ROMA – Comunicare con i nostri animali domestici è tutt’altro che facile, figuriamoci con gli alieni. Eppure, semmai l’uomo dovesse veramente entrare in contatto con forme di vita extraterrestri, deve essere consapevole che ha davanti a sé un grande scoglio da superare: il linguaggio, inteso come capire e farsi capire.
Prima della scoperta dell’America per noi europei gli alieni avevano fattezze umane: vennero considerate tali le popolazioni che abitavano oltreoceano. Per questo quando si partiva per un viaggio di esplorazione era fondamentale la presenza a bordo delle navi di un interprete, capace di comunicare con gli stranieri. Così fece Magellano nel XVI secolo, quando in partenza per il giro di un mondo ancora poco conosciuto, porto con sé Antonio Pigafetta, un vicentino di buona cultura, arruolato anche in funzione di mediatore linguistico.
Il problema della comunicazione con le forme di vita extraterrestri è inoltre uno dei problemi che più affascina i registi dei film di fantascienza. Il caso più recente è quello di “Arrival”, pellicola del 2016 diretta da Denis Villeneuve. La protagonista Louise Banks (Amy Adams) è una linguista selezionata per far parte di una squadra speciale, creata per analizzare le specie aliene nel sito degli Stati Uniti.

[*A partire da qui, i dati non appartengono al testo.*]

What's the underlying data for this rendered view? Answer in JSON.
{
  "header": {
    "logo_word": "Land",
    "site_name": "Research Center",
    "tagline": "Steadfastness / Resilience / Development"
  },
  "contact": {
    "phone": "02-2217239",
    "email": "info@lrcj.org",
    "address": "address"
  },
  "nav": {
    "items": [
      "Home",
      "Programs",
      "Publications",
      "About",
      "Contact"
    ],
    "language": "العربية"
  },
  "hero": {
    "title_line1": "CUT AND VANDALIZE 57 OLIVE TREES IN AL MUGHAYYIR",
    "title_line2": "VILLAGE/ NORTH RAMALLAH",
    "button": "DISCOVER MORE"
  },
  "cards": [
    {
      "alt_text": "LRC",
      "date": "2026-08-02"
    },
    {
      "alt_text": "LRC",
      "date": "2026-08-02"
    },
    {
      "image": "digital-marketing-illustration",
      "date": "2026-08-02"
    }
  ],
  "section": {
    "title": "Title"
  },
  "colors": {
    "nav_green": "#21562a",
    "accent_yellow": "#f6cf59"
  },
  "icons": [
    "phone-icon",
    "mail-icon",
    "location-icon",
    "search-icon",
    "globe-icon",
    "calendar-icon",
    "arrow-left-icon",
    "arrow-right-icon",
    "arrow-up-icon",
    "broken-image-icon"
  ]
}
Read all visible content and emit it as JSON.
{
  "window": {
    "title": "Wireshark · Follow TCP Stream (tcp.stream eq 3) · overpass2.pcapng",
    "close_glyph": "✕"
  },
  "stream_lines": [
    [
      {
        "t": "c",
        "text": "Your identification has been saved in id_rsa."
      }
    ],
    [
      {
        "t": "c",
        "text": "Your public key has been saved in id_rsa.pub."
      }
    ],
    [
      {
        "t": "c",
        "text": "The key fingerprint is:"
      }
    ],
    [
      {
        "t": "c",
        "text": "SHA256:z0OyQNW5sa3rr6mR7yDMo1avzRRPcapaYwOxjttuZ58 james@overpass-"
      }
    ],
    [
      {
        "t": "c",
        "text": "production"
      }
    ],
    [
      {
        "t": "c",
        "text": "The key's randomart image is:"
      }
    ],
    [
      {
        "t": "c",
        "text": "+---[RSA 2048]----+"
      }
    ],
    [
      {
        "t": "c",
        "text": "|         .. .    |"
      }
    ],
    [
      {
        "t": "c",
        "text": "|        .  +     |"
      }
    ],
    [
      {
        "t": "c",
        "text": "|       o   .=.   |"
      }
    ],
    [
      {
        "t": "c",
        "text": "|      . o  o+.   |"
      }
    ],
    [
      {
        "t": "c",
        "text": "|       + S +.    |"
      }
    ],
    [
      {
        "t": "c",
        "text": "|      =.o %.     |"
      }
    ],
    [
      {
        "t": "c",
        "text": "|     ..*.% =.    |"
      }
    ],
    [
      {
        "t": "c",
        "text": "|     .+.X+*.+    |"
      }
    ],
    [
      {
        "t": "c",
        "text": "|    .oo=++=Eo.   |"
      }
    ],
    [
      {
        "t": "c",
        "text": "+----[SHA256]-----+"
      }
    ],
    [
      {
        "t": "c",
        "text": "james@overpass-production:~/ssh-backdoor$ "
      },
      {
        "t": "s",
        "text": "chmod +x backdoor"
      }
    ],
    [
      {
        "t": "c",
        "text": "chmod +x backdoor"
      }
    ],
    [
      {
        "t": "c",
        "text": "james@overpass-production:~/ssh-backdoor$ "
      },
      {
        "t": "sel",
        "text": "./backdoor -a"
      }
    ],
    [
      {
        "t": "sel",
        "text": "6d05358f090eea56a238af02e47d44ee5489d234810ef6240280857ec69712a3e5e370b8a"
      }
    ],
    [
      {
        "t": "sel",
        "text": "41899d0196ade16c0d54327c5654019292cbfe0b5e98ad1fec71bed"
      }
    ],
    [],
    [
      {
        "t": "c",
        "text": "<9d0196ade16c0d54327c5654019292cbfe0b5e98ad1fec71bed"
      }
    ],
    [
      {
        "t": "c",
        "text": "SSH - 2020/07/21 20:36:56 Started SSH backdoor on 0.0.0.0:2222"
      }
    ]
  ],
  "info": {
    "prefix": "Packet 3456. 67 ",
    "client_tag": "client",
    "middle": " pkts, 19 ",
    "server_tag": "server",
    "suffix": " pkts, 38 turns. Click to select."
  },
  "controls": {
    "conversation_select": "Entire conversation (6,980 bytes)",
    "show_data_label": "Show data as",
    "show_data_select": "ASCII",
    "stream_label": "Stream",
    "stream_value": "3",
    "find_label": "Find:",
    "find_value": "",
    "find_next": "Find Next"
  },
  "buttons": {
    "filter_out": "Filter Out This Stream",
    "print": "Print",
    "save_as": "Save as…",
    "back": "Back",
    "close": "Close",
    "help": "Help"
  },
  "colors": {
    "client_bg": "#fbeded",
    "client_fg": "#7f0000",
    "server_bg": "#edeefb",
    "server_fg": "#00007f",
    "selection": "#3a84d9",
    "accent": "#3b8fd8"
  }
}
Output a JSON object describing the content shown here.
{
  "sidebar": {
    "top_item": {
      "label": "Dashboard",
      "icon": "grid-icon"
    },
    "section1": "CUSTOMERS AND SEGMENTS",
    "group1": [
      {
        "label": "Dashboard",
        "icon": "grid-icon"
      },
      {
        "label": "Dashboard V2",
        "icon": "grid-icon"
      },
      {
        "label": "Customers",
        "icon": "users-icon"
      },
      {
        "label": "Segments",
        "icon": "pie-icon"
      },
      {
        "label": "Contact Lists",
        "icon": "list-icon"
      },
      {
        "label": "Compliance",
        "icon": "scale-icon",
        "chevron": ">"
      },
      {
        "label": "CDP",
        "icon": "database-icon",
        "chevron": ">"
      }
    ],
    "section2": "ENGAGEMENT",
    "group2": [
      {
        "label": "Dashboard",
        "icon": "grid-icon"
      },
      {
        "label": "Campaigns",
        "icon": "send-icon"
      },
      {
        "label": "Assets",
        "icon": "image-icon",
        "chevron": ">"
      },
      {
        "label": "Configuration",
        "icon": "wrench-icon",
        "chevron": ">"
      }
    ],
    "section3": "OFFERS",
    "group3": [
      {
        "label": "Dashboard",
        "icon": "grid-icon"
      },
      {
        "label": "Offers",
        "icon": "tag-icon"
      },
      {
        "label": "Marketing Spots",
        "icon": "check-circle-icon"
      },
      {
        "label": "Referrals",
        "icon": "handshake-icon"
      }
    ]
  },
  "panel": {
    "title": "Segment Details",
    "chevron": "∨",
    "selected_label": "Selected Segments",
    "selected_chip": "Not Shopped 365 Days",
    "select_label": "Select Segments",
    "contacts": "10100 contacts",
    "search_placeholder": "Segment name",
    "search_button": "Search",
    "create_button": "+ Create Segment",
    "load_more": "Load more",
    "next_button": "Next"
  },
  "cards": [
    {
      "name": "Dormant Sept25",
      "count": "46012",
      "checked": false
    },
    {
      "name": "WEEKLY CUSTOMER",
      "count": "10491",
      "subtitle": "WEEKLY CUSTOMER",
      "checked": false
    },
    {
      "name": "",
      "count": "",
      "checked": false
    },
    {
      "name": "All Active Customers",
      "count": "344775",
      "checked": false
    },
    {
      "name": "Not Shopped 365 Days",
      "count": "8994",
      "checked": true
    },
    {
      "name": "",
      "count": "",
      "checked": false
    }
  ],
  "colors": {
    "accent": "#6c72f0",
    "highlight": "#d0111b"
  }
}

Capirà che le sbavature tondeggianti che loro disegnano sono una forma di alfabeto evoluto.
Intanto la scienza da parte sua cerca forme più tecnologiche per entrare in contatto con eventuali “alieni intelligenti”. Uno dei mezzi con cui si potrebbe raggiungere tale scopo è il progetto Ska. Ne parla Giovanni Bignami su Repubblica:
“(…) Saremo capaci di captare una emissione radio da un pianeta di una qualunque di tutte le stelle entro trecento anni luce da noi (sono molte migliaia), inclusi i radar dei loro aeroporti, se li hanno. E possiamo anche cercare di inviare fasci laser, un po’ tipo messaggi nella bottiglia lanciati in cielo. Una versione moderna delle placche poste sulle sonde in viaggio fuori dal sistema solare: il laser è emesso in impulsi intensi ma brevi, ed è promettente grazie alla sua efficienza energetica. Ma cosa trasmettere, e soprattutto come interpretare una risposta, insomma come intendersi con E.T., rimane un problema di linguaggio. (…)”.